“C’mon…Junior is on TV!” I was visiting my grandparents near Shelbyville, Kentucky, that hot August day. Back then, if anybody Black was on TV, we’d all come running. There was my uncle, Whitney Young, Jr., executive director of the National Urban League, speaking at the March on Washington. I didn’t know what Uncle Whitney’s job was, but clearly this was a big deal. I later learned Congressman John Lewis, Martin Luther King, Jr., A. Phillip Randolph, Roy Wilkins, Dorothy Height, Bayard Rustin and Uncle Whitney had planned the March together.
I’ve been thinking about Uncle Whitney and Congressman Lewis lately. Congressman Lewis is the last of the national 1960s civil rights leaders to pass away. I interviewed Congressman Lewis in 2008 for a documentary I was producing called "THE POWERBROKER: Whitney Young’s Fight for Civil Rights." Congressman Lewis told me then, “I think there’s been a misunderstanding of the purpose of the civil rights movement. It was to create a truly interracial democracy, a beloved community. If Whitney was here today, he would still be speaking about one house, the American house, the American family.”
He was right. Uncle Whitney once said, “The purpose of the movement is to help America live up to her ideals.“ Martin Luther King’s Southern Christian Leadership Conference’s motto was “To Save the Soul of America.”
Are we still unclear? I wonder when well-intentioned white friends ask these days how I’m doing. I ask how they’re doing. In the 1960s, the civil rights/justice movement was called, “The Negro Problem.” But isn’t the pursuit of “liberty and justice for all” really “The American Problem” or better, “The American Quest”?
During an NBC News interview, Uncle Whitney said, “But we also need, if this (movement) is to have any meaning, the re-education of white people to teach white people what it means to live in a democratic society. Most white authorities approach Black people as if they have only something to give Black people and nothing to receive. The truth is that white society needs, as desperately, those qualities Black people have developed out of suffering — qualities of compassion, faith, a basic humaneness.”

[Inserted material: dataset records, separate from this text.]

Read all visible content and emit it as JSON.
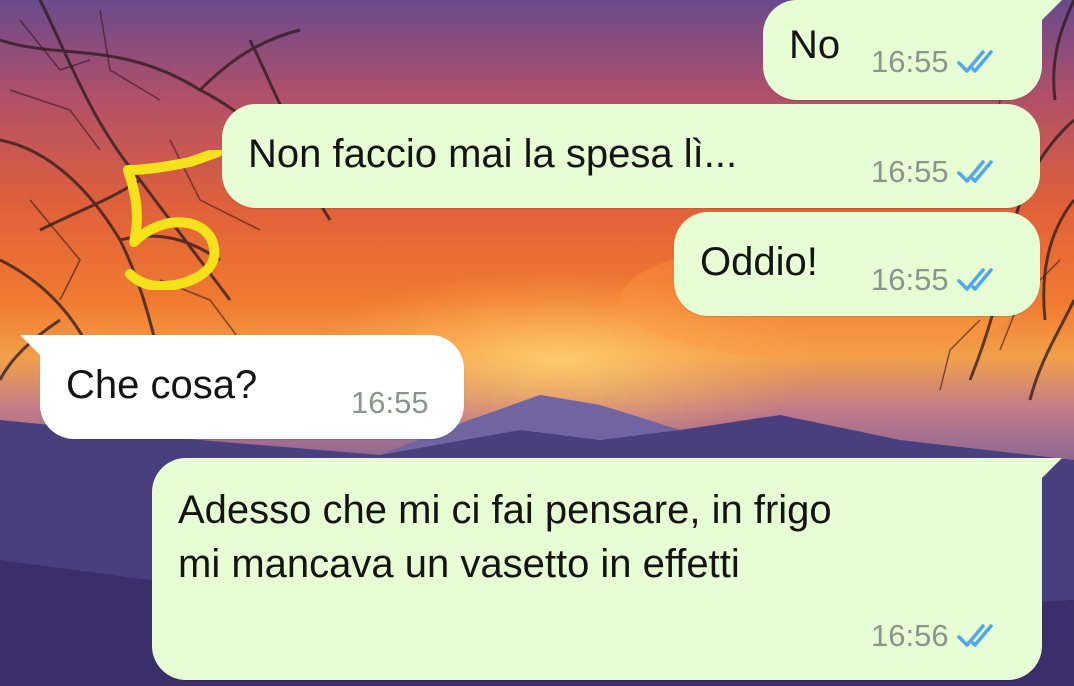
{
  "chat": {
    "messages": [
      {
        "direction": "outgoing",
        "text": "No",
        "time": "16:55",
        "status": "read",
        "status_icon": "double-check-icon"
      },
      {
        "direction": "outgoing",
        "text": "Non faccio mai la spesa lì...",
        "time": "16:55",
        "status": "read",
        "status_icon": "double-check-icon"
      },
      {
        "direction": "outgoing",
        "text": "Oddio!",
        "time": "16:55",
        "status": "read",
        "status_icon": "double-check-icon"
      },
      {
        "direction": "incoming",
        "text": "Che cosa?",
        "time": "16:55"
      },
      {
        "direction": "outgoing",
        "text": "Adesso che mi ci fai pensare, in frigo\nmi mancava un vasetto in effetti",
        "time": "16:56",
        "status": "read",
        "status_icon": "double-check-icon"
      }
    ]
  },
  "annotation": {
    "text": "5",
    "color": "#f5e21a"
  },
  "colors": {
    "outgoing_bubble": "#e7fdd3",
    "incoming_bubble": "#ffffff",
    "read_ticks": "#4fa8e8",
    "timestamp": "#8a968c"
  },
  "wallpaper": {
    "subject": "sunset over mountains with bare tree branches"
  }
}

Developing these qualities was hard-won. Uncle Whitney was a student at Lincoln Institute, an all-Black boarding high school 22 miles from Louisville. One evening, Whitney Junior, as he was called, went to a diner after winning a basketball tournament. The owner refused to seat them. Uncle Whitney was furious. He told his father who said, “Son, never let anyone drag you so low as to hate them.” Character counts.
Congressman Lewis learned the power of personal transformation as a young American Baptist College student. On Feb. 27, 1960, Lewis was arrested during lunch-counter demonstrations to desegregate Nashville. Lewis was afraid of going to jail, but went anyway. During the previous fall, Lewis had attended Pastor James M. Lawson Jr.’s non-violence workshops. He learned violence is unacceptable and change is possible by remembering your humanity and that of the person in front of you.
In David Halberstam’s book "The Children," Lewis describes that day in jail. "I had never had that much dignity before. It was something I learned, the sense of independence that comes to a free person.”
John Lewis, Martin Luther King Jr., Whitney Young Jr., and unnamed heroes knew the struggle both requires and builds character. The challenge was to live the ideal, “We hold these truths to be self-evident. ...” I believe Uncle Whitney would say today declaring Black Lives Matter doesn’t mean that other lives don’t. In truth, as generation after generations of African Americans and others pursue justice, human rights are advanced for all.
It is our mission. Or, as my son says, “It’s a family business.” The poet Langston Hughes said it plainly, “America never was America to me, and yet, and I swear this oath, America Will Be!”